In previous posts I’ve shared my desire of becoming a mental health counselor that specialized in treating eating disorders. That was my one & only plan all throughout my high school & undergraduate education. To help give me experience for this career, in winter of 2017-2018 I applied for a job at an eating disorder treatment center & for a counseling graduate program. I had my mind set on obtaining what I thought would be my dream career.
However, on what is now known as one of the top 10 WORST days of my 22 years, I found out that I didn’t get into the graduate program. A couple of hours later, I found out I didn’t get the job at the eating disorder RTC. My heart broke reading the depressingly generic “this position is very competitive and we have decided to pursue other candidates” emails, that to me, screamed, YOU are not good enough!!! That night I questioned my worth & my capabilities.
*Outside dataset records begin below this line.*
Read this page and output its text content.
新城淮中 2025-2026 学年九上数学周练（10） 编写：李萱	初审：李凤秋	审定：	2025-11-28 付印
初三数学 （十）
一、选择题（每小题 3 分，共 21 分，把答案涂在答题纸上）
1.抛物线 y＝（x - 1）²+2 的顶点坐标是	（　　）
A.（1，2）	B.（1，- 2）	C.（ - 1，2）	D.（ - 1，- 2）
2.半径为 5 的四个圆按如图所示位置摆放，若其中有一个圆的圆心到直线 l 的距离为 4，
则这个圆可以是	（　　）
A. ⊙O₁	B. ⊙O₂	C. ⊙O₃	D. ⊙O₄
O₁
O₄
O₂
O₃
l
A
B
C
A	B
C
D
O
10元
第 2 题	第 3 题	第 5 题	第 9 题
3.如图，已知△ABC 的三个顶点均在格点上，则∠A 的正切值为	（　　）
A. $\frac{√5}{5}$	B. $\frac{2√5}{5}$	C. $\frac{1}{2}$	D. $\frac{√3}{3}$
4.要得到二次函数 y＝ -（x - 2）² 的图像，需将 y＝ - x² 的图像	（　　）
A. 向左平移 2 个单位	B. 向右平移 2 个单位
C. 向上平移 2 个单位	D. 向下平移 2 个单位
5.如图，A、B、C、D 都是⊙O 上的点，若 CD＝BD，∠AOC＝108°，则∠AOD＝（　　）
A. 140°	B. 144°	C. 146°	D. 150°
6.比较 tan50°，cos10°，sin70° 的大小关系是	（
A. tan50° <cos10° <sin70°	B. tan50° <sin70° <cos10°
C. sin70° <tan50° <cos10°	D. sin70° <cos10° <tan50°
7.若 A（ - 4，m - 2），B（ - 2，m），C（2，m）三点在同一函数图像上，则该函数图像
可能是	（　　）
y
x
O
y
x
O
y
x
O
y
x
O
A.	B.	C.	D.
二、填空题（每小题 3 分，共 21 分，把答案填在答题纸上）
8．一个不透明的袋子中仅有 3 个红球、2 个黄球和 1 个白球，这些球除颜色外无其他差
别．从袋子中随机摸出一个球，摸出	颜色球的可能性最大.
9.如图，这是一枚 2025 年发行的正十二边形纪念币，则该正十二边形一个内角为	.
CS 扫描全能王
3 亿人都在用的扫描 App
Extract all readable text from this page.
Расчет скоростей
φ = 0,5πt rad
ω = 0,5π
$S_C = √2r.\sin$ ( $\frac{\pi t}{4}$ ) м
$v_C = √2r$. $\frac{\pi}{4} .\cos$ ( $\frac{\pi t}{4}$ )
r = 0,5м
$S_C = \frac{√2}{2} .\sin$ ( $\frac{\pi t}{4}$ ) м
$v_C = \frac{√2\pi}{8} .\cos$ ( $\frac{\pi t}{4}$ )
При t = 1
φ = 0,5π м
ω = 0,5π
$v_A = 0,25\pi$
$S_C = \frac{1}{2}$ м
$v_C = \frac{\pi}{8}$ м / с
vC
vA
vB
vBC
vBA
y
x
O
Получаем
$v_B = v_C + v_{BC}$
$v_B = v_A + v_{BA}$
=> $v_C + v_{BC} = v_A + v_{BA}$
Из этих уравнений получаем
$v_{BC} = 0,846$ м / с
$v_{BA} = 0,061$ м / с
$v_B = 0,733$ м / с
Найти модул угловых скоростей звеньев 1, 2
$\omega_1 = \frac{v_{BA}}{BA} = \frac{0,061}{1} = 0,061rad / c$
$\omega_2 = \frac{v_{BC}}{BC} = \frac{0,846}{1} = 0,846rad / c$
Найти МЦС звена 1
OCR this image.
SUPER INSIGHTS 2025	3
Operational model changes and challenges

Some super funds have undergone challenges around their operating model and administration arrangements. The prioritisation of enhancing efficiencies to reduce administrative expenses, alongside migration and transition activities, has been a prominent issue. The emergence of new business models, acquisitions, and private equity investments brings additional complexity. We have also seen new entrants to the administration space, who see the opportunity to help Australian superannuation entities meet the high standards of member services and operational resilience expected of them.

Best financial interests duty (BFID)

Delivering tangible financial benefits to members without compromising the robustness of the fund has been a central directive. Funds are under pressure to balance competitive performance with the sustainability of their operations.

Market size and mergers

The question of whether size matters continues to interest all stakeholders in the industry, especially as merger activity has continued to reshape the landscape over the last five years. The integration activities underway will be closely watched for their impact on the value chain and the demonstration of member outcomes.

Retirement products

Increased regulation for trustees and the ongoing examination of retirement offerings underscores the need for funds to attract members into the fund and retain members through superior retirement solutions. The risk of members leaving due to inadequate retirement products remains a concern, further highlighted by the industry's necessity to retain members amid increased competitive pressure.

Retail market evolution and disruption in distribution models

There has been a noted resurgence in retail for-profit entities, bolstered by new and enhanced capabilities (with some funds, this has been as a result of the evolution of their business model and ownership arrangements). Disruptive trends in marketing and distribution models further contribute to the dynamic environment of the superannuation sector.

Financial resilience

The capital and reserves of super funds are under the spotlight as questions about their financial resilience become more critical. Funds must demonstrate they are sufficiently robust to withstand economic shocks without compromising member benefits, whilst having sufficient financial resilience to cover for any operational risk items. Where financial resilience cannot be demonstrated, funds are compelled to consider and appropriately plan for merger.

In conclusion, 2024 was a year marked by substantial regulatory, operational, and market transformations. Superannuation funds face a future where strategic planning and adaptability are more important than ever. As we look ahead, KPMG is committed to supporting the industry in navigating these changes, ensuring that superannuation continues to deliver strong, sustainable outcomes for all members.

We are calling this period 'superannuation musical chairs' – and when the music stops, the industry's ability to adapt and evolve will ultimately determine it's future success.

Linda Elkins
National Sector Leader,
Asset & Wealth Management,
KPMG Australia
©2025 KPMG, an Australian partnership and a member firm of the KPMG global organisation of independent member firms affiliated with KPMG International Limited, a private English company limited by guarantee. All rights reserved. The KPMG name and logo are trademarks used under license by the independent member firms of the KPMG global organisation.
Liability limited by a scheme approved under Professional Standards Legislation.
I began to think that maybe I wasn’t cut out for counseling or helping people through recovery. Luckily, Austin pushed me to get back up and continue to pursue what I had originally set my mind on doing.
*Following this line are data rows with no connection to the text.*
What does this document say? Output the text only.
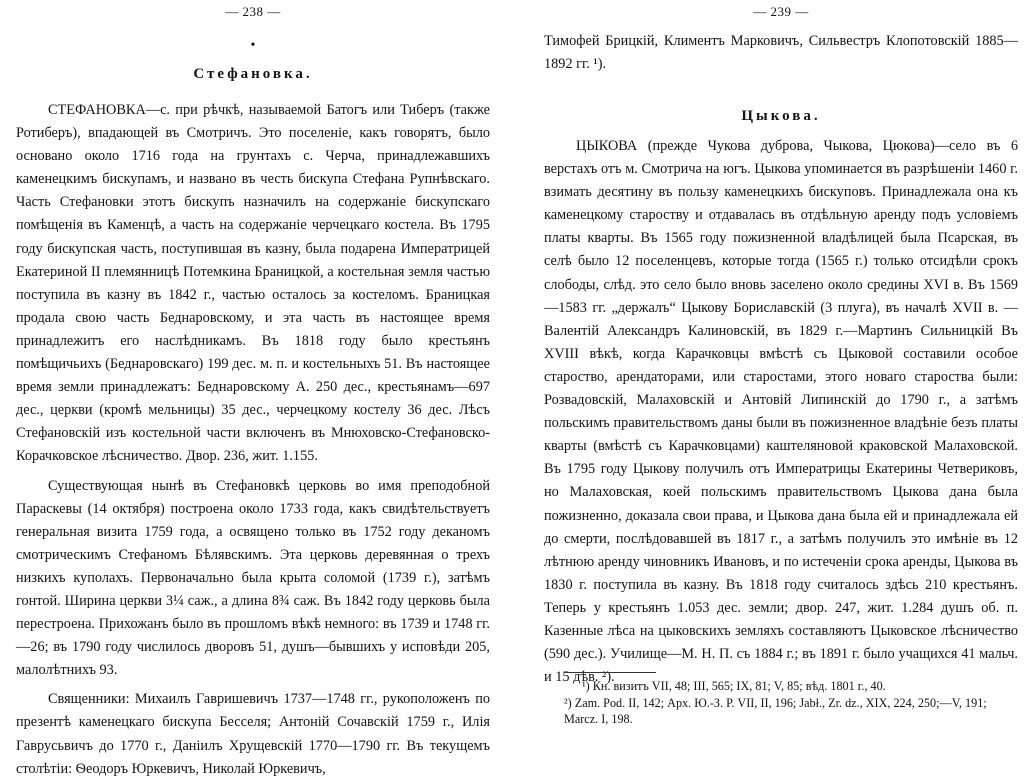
— 238 —
•
Стефановка.

СТЕФАНОВКА—с. при рѣчкѣ, называемой Батогъ или Тиберъ (также Ротиберъ), впадающей въ Смотричъ. Это поселеніе, какъ говорятъ, было основано около 1716 года на грунтахъ с. Черча, принадлежавшихъ каменецкимъ бискупамъ, и названо въ честь бискупа Стефана Рупнѣвскаго. Часть Стефановки этотъ бискупъ назначилъ на содержаніе бискупскаго помѣщенія въ Каменцѣ, а часть на содержаніе черчецкаго костела. Въ 1795 году бискупская часть, поступившая въ казну, была подарена Императрицей Екатериной II племянницѣ Потемкина Браницкой, а костельная земля частью поступила въ казну въ 1842 г., частью осталось за костеломъ. Браницкая продала свою часть Беднаровскому, и эта часть въ настоящее время принадлежитъ его наслѣдникамъ. Въ 1818 году было крестьянъ помѣщичьихъ (Беднаровскаго) 199 дес. м. п. и костельныхъ 51. Въ настоящее время земли принадлежатъ: Беднаровскому А. 250 дес., крестьянамъ—697 дес., церкви (кромѣ мельницы) 35 дес., черчецкому костелу 36 дес. Лѣсъ Стефановскій изъ костельной части включенъ въ Мнюховско-Стефановско-Корачковское лѣсничество. Двор. 236, жит. 1.155.

Существующая нынѣ въ Стефановкѣ церковь во имя преподобной Параскевы (14 октября) построена около 1733 года, какъ свидѣтельствуетъ генеральная визита 1759 года, а освящено только въ 1752 году деканомъ смотрическимъ Стефаномъ Бѣлявскимъ. Эта церковь деревянная о трехъ низкихъ куполахъ. Первоначально была крыта соломой (1739 г.), затѣмъ гонтой. Ширина церкви 3¼ саж., а длина 8¾ саж. Въ 1842 году церковь была перестроена. Прихожанъ было въ прошломъ вѣкѣ немного: въ 1739 и 1748 гг.—26; въ 1790 году числилось дворовъ 51, душъ—бывшихъ у исповѣди 205, малолѣтнихъ 93.

Священники: Михаилъ Гавришевичъ 1737—1748 гг., рукоположенъ по презентѣ каменецкаго бискупа Бесселя; Антоній Сочавскій 1759 г., Илія Гаврусьвичъ до 1770 г., Даніилъ Хрущевскій 1770—1790 гг. Въ текущемъ столѣтіи: Ѳеодоръ Юркевичъ, Николай Юркевичъ,

— 239 —

Тимофей Брицкій, Климентъ Марковичъ, Сильвестръ Клопотовскій 1885—1892 гг. ¹).

Цыкова.

ЦЫКОВА (прежде Чукова дуброва, Чыкова, Цюкова)—село въ 6 верстахъ отъ м. Смотрича на югъ. Цыкова упоминается въ разрѣшеніи 1460 г. взимать десятину въ пользу каменецкихъ бискуповъ. Принадлежала она къ каменецкому староству и отдавалась въ отдѣльную аренду подъ условіемъ платы кварты. Въ 1565 году пожизненной владѣлицей была Псарская, въ селѣ было 12 поселенцевъ, которые тогда (1565 г.) только отсидѣли срокъ слободы, слѣд. это село было вновь заселено около средины XVI в. Въ 1569—1583 гг. „держалъ“ Цыкову Бориславскій (3 плуга), въ началѣ XVII в. — Валентій Александръ Калиновскій, въ 1829 г.—Мартинъ Сильницкій Въ XVIII вѣкѣ, когда Карачковцы вмѣстѣ съ Цыковой составили особое староство, арендаторами, или старостами, этого новаго староства были: Розвадовскій, Малаховскій и Антовій Липинскій до 1790 г., а затѣмъ польскимъ правительствомъ даны были въ пожизненное владѣніе безъ платы кварты (вмѣстѣ съ Карачковцами) каштеляновой краковской Малаховской. Въ 1795 году Цыкову получилъ отъ Императрицы Екатерины Четвериковъ, но Малаховская, коей польскимъ правительствомъ Цыкова дана была пожизненно, доказала свои права, и Цыкова дана была ей и принадлежала ей до смерти, послѣдовавшей въ 1817 г., а затѣмъ получилъ это имѣніе въ 12 лѣтнюю аренду чиновникъ Ивановъ, и по истеченіи срока аренды, Цыкова въ 1830 г. поступила въ казну. Въ 1818 году считалось здѣсь 210 крестьянъ. Теперь у крестьянъ 1.053 дес. земли; двор. 247, жит. 1.284 душъ об. п. Казенные лѣса на цыковскихъ земляхъ составляютъ Цыковское лѣсничество (590 дес.). Училище—М. Н. П. съ 1884 г.; въ 1891 г. было учащихся 41 мальч. и 15 дѣв. ²).

¹) Кн. визитъ VII, 48; III, 565; IX, 81; V, 85; вѣд. 1801 г., 40.

²) Zam. Pod. II, 142; Арх. Ю.-З. Р. VII, II, 196; Jabł., Zr. dz., XIX, 224, 250;—V, 191; Marcz. I, 198.
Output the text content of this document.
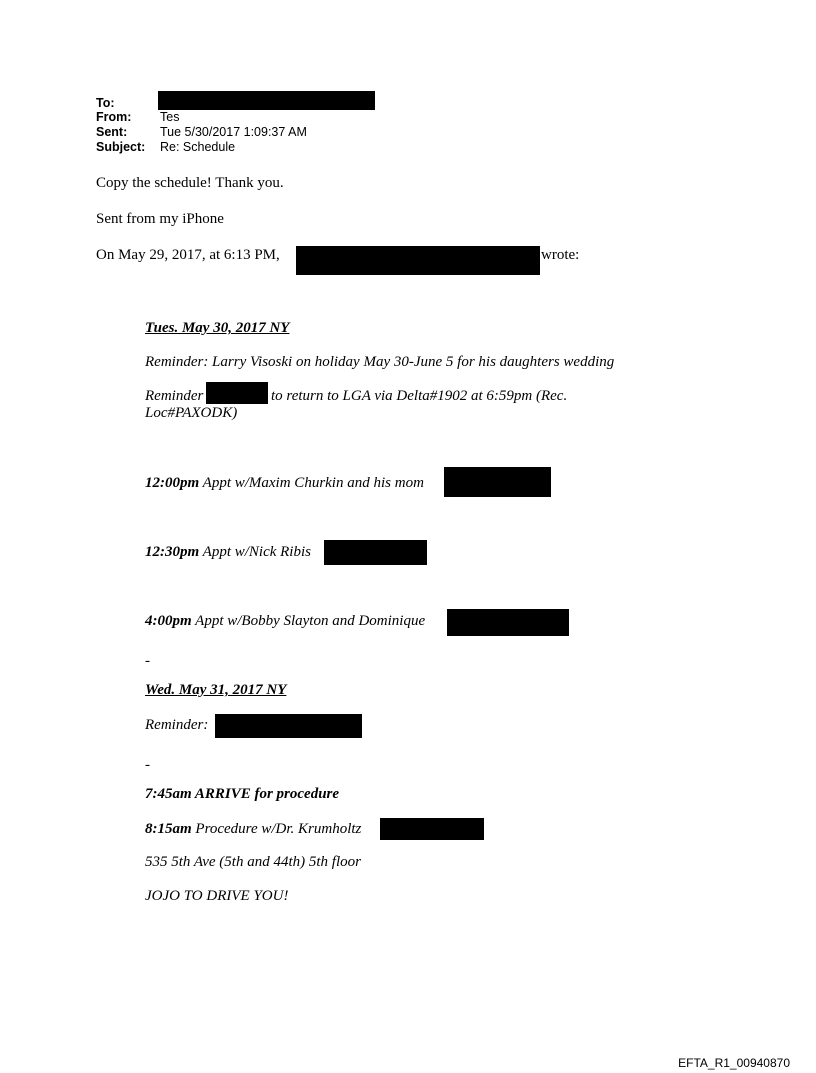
To:
From: Tes
Sent:	Tue 5/30/2017 1:09:37 AM
Subject: Re: Schedule
Copy the schedule! Thank you.
Sent from my iPhone
On May 29, 2017, at 6:13 PM,	wrote:
Tues. May 30, 2017 NY
Reminder: Larry Visoski on holiday May 30-June 5 for his daughters wedding
Reminder	to return to LGA via Delta#1902 at 6:59pm (Rec.
Loc#PAXODK)
12:00pm Appt w/Maxim Churkin and his mom
12:30pm Appt w/Nick Ribis
4:00pm Appt w/Bobby Slayton and Dominique
-
Wed. May 31, 2017 NY
Reminder:
-
7:45am ARRIVE for procedure
8:15am Procedure w/Dr. Krumholtz
535 5th Ave (5th and 44th) 5th floor
JOJO TO DRIVE YOU!
EFTA_R1_00940870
In the summer of 2018 I landed a job at a different adolescent treatment center & finished up my bachelors degree. I still thought I would try to become a mental health counselor, though each day I questioned whether that was truly what I wanted to do. Instead of feeling passionate and excited when I thought about that career, I felt uneasy & stressed. Working at the treatment center was eye opening for me. I was learning so much about mental illness & how it effects teens in all areas of their life, including their education. When I didn’t have to cook dinner for the kiddos, I loved being in the classroom with them for the end of their school day. I liked talking to them about school & their future plans for their education & careers. I started to love the academic side of treatment.
Then one day, a student who was about to graduate high school got an acceptance letter to the U of U. He had major treatment burn out, and was struggling to stay motivated. That letter sparked an excitement for him & became his motivation through difficulties that arose. As I listened to him talk about his anticipation for college, the thought, “you could do this as a school counselor“, popped into my head. That night I started researching school counseling and, to be as dramatic as that night felt, I fell in love.
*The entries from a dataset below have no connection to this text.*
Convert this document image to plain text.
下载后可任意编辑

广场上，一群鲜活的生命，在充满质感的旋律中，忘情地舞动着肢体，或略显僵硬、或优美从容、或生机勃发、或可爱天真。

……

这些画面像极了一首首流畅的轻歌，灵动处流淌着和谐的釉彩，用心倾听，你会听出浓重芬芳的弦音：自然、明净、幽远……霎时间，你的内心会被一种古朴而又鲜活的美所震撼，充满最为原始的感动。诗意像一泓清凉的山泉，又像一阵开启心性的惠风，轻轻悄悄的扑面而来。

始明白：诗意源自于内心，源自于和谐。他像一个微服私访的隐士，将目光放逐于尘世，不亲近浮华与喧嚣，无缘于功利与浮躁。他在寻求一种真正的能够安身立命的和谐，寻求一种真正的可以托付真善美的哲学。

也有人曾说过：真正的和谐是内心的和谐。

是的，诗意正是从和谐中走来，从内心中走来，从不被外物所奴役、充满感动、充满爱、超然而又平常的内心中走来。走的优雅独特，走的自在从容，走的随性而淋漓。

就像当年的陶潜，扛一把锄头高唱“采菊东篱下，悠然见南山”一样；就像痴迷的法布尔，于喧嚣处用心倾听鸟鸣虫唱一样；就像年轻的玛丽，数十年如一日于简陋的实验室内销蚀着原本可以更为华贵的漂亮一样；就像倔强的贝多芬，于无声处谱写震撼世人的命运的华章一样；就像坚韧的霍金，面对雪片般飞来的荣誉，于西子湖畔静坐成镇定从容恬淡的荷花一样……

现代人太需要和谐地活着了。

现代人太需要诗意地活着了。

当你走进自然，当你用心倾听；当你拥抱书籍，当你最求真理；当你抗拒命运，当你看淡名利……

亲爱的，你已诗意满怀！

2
To be honest, up until that point I thought that all that a school counselor did was help set up schedules & tell students about scholarships. If you got on a school counselors good side, they might even ‘sneak’ you into a class that was too full. I had no idea how much more they were responsible for. Not only can they help prepare students for college by telling them about scholarships, they motivate students to achieve overall academic success, open up possibilities of career opportunities for students who may be limiting themselves, they are advocates for each of their students & they can help students with social & emotional development.
Schools help raise children. From first grade on, they are spending about 8 hours a day, 180 days a year in a school setting. In my mind this is an incredible opportunity to not only teach them basic education, but also how they can apply this education for a career. And just as (if not more) important, school is a place to teach social & emotional skills. School counselors are the ones who can provide the programs and resources for this social & emotional learning to take place.
So, I took the thought of becoming a school counselor & I
ran sprinted with it. I switched from working as a residential staff to becoming a member of the academic team at the treatment center. I applied for the U of U’s School Counseling program. I kept researching school counseling & started reading book after book & article after article about the profession. I was SO BLESSED to be able to get into the U’s program & with one month in, I couldn’t feel more passionate about this profession.
I will still always have a place in my heart for eating disorder recovery & advocacy. I hope as a school counselor, I can build a prevention & awareness program in my school (& hopefully in other schools). I attribute part of the development of my eating disorder to what I was taught in school, and while I am grateful for my battles, I would never want another student to be able to say the same thing. School should be safe & supportive. It should be a place where students learn the truth about mental illness as well as the resources that are available. I feel as though eating disorders are still taboo, and I want to change that.
I cannot wait to continue this journey of becoming a school counselor.